L&T shares fall 7% as Q3 misses estimates
Shares of Larsen & Toubro (L&T) declined as much as 7% on Wednesday, emerging as top laggard on the bourses, after its December quarter earnings missed Street estimates. The stock has fallen more than 8% in two sessions after gaining 4.5% in the previous three sessions.
Extending losses for the second straight day, L&T shares opened down 3% at ₹3,524.85 on the BSE, after ending 2% lower at ₹3,633.40 in the previous session. During the trading so far, the Sensex heavyweight declined as much as 6.7% to hit an intraday low of ₹3,387.40, registering its biggest single day fall in the calendar year 2024.
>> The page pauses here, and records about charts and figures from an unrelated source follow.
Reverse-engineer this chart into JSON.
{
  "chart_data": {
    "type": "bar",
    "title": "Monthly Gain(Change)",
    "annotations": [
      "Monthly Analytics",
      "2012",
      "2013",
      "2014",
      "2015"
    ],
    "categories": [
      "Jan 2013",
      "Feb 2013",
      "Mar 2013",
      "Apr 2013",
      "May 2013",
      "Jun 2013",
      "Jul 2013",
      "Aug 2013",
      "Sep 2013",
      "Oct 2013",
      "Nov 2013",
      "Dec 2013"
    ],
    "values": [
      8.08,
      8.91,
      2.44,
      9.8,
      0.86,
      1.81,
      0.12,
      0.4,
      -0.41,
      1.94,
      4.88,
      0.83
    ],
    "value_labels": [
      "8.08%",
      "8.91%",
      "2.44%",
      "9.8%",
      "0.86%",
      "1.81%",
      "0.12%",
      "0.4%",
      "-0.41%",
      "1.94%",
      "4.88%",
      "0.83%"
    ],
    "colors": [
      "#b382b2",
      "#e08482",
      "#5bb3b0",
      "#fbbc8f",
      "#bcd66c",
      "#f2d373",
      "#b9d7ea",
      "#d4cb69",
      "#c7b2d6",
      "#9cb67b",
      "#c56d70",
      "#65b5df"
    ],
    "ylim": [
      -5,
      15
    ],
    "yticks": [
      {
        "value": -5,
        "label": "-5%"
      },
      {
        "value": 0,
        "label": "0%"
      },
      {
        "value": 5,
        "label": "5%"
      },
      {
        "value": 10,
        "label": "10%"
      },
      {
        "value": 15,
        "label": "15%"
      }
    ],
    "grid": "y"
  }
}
At 12:00 PM, L&T shares were trading at ₹3,495.95, down 3.8%, while the market capitalisation slipped to 4.8 lakh crore with 2.8 lakh shares changing hands over the counter as compared to two-week average volume of 0.96 lakh shares.
L&T shares touched its 52-week high of ₹3,738.90 in the previous session, rebounding 80% from its 52-week low of ₹2,073.85 touched on January 31, 2023. In the last six year, L&T shares have risen 30%, while it slipped over 1% in a month.
Also Read: L&T Q2 profit jumps 45% to ₹3,223 cr
L&T released its Q3 numbers post-market hours yesterday, posting a consolidated profit after tax (PAT) of ₹2,947 crore, registering a growth of 15% compared to the corresponding quarter of the previous year. The consolidated revenues stood at ₹55,128 crore in Q3 FY24, recording a YoY growth of 19%, aided by ramp up in execution of the strong order book in the projects and manufacturing portfolio. International revenues during the quarter was at ₹24,300 crore, constituting 44% of the total revenue.
S.N. Subrahmanyan, Chairman and Managing Director, L&T says, “We have registered yet another quarter of strong performance, despite the headwinds from a volatile global environment and consequent supply chain constraints. Our nine month order inflow has crossed the FY’23 level. This is a testament to our wide capability spectrum, diversified presence, financial strength and most importantly the faith reposed in us by our customers.”
Subrahmanyan further says that the group forayed into fabless semiconductor chip design during the quarter. “Our bold strides in new age sectors, including Digital Platforms, Data Centres, and Green Energy will pivot us into a technology–led conglomerate.”
He adds that the conglomerate is currently witnessing improved capex spending in both our primary geographies of India and Middle East. “Despite continued global macroeconomic and geopolitical volatility we remain positive about the investment spending continuing in the medium term,” he says.
The company received orders worth ₹75,990 crore at the group level during the quarter ended December 31, 2023, a growth of 25% on an annual basis. The orders were received across various businesses like offshore vertical of hydrocarbon, solar EPC & power transmission, water utilities, buildings & factories and minerals & metals sectors. International orders were at ₹50,562 crore during the quarter, comprising 67% of the total order inflow.
On a cumulative basis, the order inflow for the nine months ended December 31, 2023 stood at ₹2.3 lakh crore, registering a growth of 49% over the corresponding period of the previous year. International orders were at ₹1.37 lakh crore, constituting 60% of the total orders. As of December 31, 2023, the consolidated order book stood at ₹4.69 lakh crore, with international orders having a share of 39%.
Ananlysts were expecting L&T to post a quarterly net profit of ₹3,400 crore and revenue at ₹54,100 crore. However, most brokerages remain bullish on the engineering and construction major, expecting growth prospects in the medium term.
Post Q3, foreign brokerages such as Jefferies, CLSA, Citi, and Goldman Sachs retained a 'Buy' call on L&T shares with price targets of ₹4,135, ₹4,260, ₹4,082, and ₹3,750, respectively. Meanwhile, Morgan Stanley recommended an 'overweight' rating with a target price of ₹4,171 per share.
(DISCLAIMER: The views and opinions expressed by investment experts on fortuneindia.com are either their own or of their organisations, but not necessarily that of fortuneindia.com and its editorial team. Readers are advised to consult certified experts before taking investment decisions.)